"We were just hopeless from the beginning all the way to the end," said the Dane. "We were very slow on the straights as well so we had no chance to defend.
"We were so good in qualifying so the car has to be good," he added, "but today something wasn't right and we need to work hard to try and understand what went wrong as we clearly have a good car when it's working."
Asked what the main issue was, he admitted: "I had no grip... the car just wasn't working. It wasn't switched on. It was sliding everywhere, locking-up everywhere. It was a totally different car to what we had in qualifying. It was very strange. We were slow right from the beginning, not like degradation, we were slow from the first lap. We didn't have any pace or lap time and on top of that we were slowest on the straights.
"Other Ferrari engines were flying past me on the straight so it's not that," he added. "We knew we had a high downforce package here so it's not such a big surprise but we thought we'd be fast pace wise. We were so slow and with the straight-line speed we had it was just impossible."

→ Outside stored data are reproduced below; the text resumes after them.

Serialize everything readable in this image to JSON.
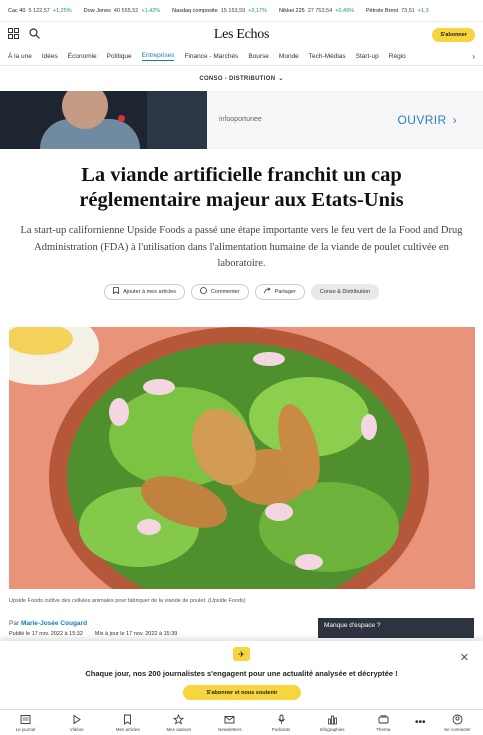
{
  "ticker": [
    {
      "name": "Cac 40",
      "value": "5 122,57",
      "change": "+1,25%"
    },
    {
      "name": "Dow Jones",
      "value": "40 555,52",
      "change": "+1,42%"
    },
    {
      "name": "Nasdaq composite",
      "value": "15 153,59",
      "change": "+2,17%"
    },
    {
      "name": "Nikkei 225",
      "value": "27 753,54",
      "change": "+0,49%"
    },
    {
      "name": "Pétrole Brent",
      "value": "73,51",
      "change": "+1,3"
    }
  ],
  "header": {
    "logo": "Les Echos",
    "subscribe": "S'abonner"
  },
  "nav": [
    "À la une",
    "Idées",
    "Économie",
    "Politique",
    "Entreprises",
    "Finance - Marchés",
    "Bourse",
    "Monde",
    "Tech-Médias",
    "Start-up",
    "Régio"
  ],
  "nav_active": "Entreprises",
  "section": "CONSO - DISTRIBUTION",
  "ad": {
    "advertiser": "infooportunee",
    "open_label": "OUVRIR"
  },
  "article": {
    "title": "La viande artificielle franchit un cap réglementaire majeur aux Etats-Unis",
    "lead": "La start-up californienne Upside Foods a passé une étape importante vers le feu vert de la Food and Drug Administration (FDA) à l'utilisation dans l'alimentation humaine de la viande de poulet cultivée en laboratoire.",
    "actions": {
      "save": "Ajouter à mes articles",
      "comment": "Commenter",
      "share": "Partager",
      "tag": "Conso & Distribution"
    },
    "caption": "Upside Foods cultive des cellules animales pour fabriquer de la viande de poulet. (Upside Foods)",
    "byline_prefix": "Par",
    "author": "Marie-Josée Cougard",
    "published": "Publié le 17 nov. 2022 à 15:32",
    "updated": "Mis à jour le 17 nov. 2022 à 15:39",
    "related_thumb": "Manque d'espace ?"
  },
  "overlay": {
    "message": "Chaque jour, nos 200 journalistes s'engagent pour une actualité analysée et décryptée !",
    "cta": "S'abonner et nous soutenir"
  },
  "tabbar": [
    {
      "label": "Le journal",
      "icon": "newspaper-icon"
    },
    {
      "label": "Vidéos",
      "icon": "play-icon"
    },
    {
      "label": "Mes articles",
      "icon": "bookmark-icon"
    },
    {
      "label": "Mes auteurs",
      "icon": "star-icon"
    },
    {
      "label": "Newsletters",
      "icon": "envelope-icon"
    },
    {
      "label": "Podcasts",
      "icon": "microphone-icon"
    },
    {
      "label": "Infographies",
      "icon": "bar-chart-icon"
    },
    {
      "label": "Thema",
      "icon": "folder-icon"
    },
    {
      "label": "Se connecter",
      "icon": "user-icon"
    }
  ],
  "colors": {
    "accent": "#1a7bb8",
    "brand_yellow": "#f7d53e",
    "positive": "#1f9d55"
  }
}
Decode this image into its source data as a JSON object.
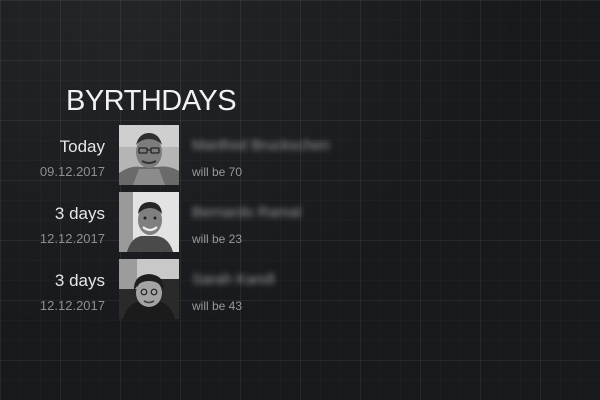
{
  "widget": {
    "title": "BYRTHDAYS",
    "entries": [
      {
        "when": "Today",
        "date": "09.12.2017",
        "name": "Manfred Bruckschen",
        "age_text": "will be 70"
      },
      {
        "when": "3 days",
        "date": "12.12.2017",
        "name": "Bernardo Ramal",
        "age_text": "will be 23"
      },
      {
        "when": "3 days",
        "date": "12.12.2017",
        "name": "Sarah Kandl",
        "age_text": "will be 43"
      }
    ]
  }
}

Sadly, the problem continued in China, and despite starting ninth and tenth following a strategic error in Q3, the pair were woefully off the pace in the race, finishing eleventh (Grosjean) and thirteenth, once again, the VF-19 experiencing major tyre issues.
"There's some work to do," said Magnussen. "I don't really understand it at the moment, we all need to understand it. It's not easy. It's frustrating that we see we've got a good car, that can qualify well, then we can't convert that into race pace.
"Qualifying's been good all year, so-far, we just need to sort out the race pace... it's the most important one to be good at. There's some work to do."
"The car's amazing over one lap," added Grosjean, "but as soon as we go two laps on the tyres, we're not there anymore.
"We need to understand exactly what happened. It's so annoying to give it all, push hard, and just not get the chance to score points."
When asked about the drop in performance, team boss Guenther Steiner was in no doubt.
"It's high-speed tracks with long straights and low-energy corners where we cannot get the heat into the tyres," he said. "In winter testing it was cold but you load the tyres a lot and you have energy to put in, and it keeps the heat in and it's fine.
"In Australia we were fine, the temperature was higher, everything worked for us. But in Bahrain and here it just doesn't work."
Unfortunately, according to the Italian, there is no single factor to blame.
"It's a combination of everything," he said. "It's a combination, you can't just put it down to vehicle dynamics, it's aero, it's everything. It all comes into place.
"Brake cooling," he continued, "there is a lot of things going on there. We cannot identify because otherwise it would be too easy. It's a combination of things we need to try to sort out, otherwise it would be easy. If it was a vehicle dynamics thing we would change."
Asked how the issue might be rectified, he said: "You go to the wind tunnel, you try to put heat through the tyres in one way or the other: aero-wise, brake cooling or brake heating-wise, or in vehicle dynamics-wise. But we don't have a solution at the moment. Once we have it I'll tell you how we did it.
"I think we can overcome it," he insisted, "I think we overcame a lot of things. I think we just need to work hard on it. After Bahrain, we stayed there testing and found what the issue was, but after Bahrain we didn't have any time to react because the test was finished on Wednesday. So we need to see what we can come up with now."